Peter (Christopher Denham) and Lorna (Nicole Vicius) are a youngish couple. Lorna lives off her parents’ money while Peter has found work as a substitute teacher. For him, this is hardly a fulfilling career. He aspires to some kind of investigative journalism and his current project, into which he has drawn Lorna, is the infiltration of a secretive cult that meets in the basement of a house in an undisclosed neighborhood (members are transported blindfolded). The cult gathers to hear and follow the word of a woman named Maggie (co-screenwriter Brit Marling) who claims to be from the future and has dire warnings about impending wars and other devastations. The film follows both the “in too deep” undercover template and the “is it true or isn’t it” vaguely science fiction/mystery one.

Whether or not Maggie is who she says she is, Sound of My Voice is mostly Peter’s story (and, to a lesser extent, Lorna’s). It makes sense that he would be drawn to a faction that aims to be sure of – and prepared for – the future. He’s reached an age where he should be securing his own prospects yet he’s found nothing but a stopgap job and a relationship to which he’s not fully committed. Lorna, whose financial fate is essentially accounted for, is in the same relationship, though she likely cares more for Peter than he does for her. She has her own life to consider.

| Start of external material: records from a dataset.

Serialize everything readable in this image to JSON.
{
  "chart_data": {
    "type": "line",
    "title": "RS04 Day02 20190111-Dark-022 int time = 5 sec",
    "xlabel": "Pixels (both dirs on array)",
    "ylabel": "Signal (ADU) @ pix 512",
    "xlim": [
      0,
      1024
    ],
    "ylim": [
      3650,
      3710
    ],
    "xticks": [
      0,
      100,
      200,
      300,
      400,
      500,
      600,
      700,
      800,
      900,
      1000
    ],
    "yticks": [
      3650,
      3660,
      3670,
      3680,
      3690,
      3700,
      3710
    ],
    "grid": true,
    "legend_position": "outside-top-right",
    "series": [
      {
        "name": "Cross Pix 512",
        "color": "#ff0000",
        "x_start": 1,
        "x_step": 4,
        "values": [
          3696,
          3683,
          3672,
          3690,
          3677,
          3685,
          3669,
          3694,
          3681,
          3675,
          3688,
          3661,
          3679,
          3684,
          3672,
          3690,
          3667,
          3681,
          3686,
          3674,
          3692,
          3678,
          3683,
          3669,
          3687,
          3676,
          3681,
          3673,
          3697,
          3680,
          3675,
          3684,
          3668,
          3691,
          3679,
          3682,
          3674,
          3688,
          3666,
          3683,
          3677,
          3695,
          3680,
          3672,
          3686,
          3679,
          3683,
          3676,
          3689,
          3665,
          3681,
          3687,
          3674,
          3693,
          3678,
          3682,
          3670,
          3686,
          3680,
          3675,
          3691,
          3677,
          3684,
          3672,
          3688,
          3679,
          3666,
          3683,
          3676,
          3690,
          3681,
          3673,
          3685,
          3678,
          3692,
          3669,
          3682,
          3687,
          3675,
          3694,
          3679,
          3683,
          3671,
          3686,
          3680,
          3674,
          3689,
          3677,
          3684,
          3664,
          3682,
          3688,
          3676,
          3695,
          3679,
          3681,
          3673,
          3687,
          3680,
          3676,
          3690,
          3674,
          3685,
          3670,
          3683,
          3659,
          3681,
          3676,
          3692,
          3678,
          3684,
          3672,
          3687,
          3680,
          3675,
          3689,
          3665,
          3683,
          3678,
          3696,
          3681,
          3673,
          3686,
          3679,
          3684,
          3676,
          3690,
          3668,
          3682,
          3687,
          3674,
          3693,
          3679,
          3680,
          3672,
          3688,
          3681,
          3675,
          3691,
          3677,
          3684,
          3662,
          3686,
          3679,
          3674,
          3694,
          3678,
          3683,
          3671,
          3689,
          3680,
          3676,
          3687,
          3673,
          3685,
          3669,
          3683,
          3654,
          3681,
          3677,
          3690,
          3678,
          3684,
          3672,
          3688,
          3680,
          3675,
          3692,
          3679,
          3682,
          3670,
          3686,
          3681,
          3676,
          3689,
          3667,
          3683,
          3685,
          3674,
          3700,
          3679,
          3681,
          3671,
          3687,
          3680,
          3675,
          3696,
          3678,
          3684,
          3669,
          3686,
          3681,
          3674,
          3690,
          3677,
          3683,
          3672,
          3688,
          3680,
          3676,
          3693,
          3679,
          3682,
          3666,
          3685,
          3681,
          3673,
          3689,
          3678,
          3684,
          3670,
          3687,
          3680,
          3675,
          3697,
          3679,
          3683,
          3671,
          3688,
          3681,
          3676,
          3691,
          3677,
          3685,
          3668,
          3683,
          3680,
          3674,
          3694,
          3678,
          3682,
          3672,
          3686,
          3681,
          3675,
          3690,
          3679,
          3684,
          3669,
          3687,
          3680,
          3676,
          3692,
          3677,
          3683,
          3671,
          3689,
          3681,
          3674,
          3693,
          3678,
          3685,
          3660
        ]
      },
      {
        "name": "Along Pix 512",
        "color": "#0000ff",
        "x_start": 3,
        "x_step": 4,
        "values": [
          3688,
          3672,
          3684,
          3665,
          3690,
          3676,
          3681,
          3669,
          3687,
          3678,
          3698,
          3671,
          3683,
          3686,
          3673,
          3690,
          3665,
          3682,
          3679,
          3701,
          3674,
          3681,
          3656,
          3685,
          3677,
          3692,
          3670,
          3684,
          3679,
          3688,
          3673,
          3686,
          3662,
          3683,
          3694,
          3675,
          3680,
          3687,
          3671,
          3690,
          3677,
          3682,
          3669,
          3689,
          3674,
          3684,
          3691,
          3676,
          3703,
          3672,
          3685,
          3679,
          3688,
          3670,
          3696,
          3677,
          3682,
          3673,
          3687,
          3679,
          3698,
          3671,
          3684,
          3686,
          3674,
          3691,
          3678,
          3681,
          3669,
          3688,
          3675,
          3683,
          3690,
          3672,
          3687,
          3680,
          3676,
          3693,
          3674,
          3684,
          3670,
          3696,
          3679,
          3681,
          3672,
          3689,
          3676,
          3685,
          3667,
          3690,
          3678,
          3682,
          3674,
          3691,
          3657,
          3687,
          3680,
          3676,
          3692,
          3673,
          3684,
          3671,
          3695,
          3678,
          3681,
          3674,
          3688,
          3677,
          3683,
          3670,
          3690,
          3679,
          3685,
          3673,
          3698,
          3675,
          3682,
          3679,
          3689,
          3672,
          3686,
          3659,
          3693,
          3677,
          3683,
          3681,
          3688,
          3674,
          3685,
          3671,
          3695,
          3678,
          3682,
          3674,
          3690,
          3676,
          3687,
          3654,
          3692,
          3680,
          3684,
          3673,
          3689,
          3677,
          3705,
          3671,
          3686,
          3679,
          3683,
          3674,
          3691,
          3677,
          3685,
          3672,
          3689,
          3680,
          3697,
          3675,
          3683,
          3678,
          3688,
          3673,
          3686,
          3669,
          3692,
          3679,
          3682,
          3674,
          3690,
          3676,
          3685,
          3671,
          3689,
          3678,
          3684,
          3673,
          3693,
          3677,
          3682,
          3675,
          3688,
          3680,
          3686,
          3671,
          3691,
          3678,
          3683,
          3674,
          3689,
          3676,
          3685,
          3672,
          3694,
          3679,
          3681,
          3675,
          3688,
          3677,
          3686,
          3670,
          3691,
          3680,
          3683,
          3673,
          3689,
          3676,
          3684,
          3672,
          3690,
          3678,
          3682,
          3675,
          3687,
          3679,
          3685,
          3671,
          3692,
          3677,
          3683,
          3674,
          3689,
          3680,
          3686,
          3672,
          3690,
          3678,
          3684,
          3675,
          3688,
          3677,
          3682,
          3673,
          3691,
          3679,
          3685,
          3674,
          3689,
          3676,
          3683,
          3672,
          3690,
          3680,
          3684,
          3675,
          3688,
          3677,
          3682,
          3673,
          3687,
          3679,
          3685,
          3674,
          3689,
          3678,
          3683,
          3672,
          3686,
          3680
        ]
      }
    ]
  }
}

Denham and Vicius are well-matched and make a magnetic pair as actors. It’s plain that they have all the familiarity of a long-term couple though perhaps their compassion doesn’t run as deep. Denham plays Peter in such a way that his stubbornness and willful blindness to his own culpability in the cult are frustrating while simultaneously being completely sympathetic in his all too human motivations for those traits. Vicius, meanwhile, earns our sympathy for Lorna by conveying her reluctant but respectable decision to take on the role of the pragmatist in the relationship. Marling is virtually the third lead and her line readings are a bit arch but not enough to mar the film.

If anything does have a deleterious effect, it’s Batmanglij’s occasionally over-considered and artificially solemn aesthetic choices. The bleak palette, the quiet soundscapes, the droning music; these things have their place but, layered as they are, it’s like American Indie Arthouse 101.

Sound of My Voice is the first feature from a young director and these drawbacks are indicative of that greenness. Still, Batmanglij has made a better-than-average genre film that does exactly what genre films are supposed to do. It uses familiar story points as a skeleton on which to hang much deeper ruminations. Not only that but it takes a special talent to craft a scene of equal parts beauty and hilarity out of “Dreams” by The Cranberries.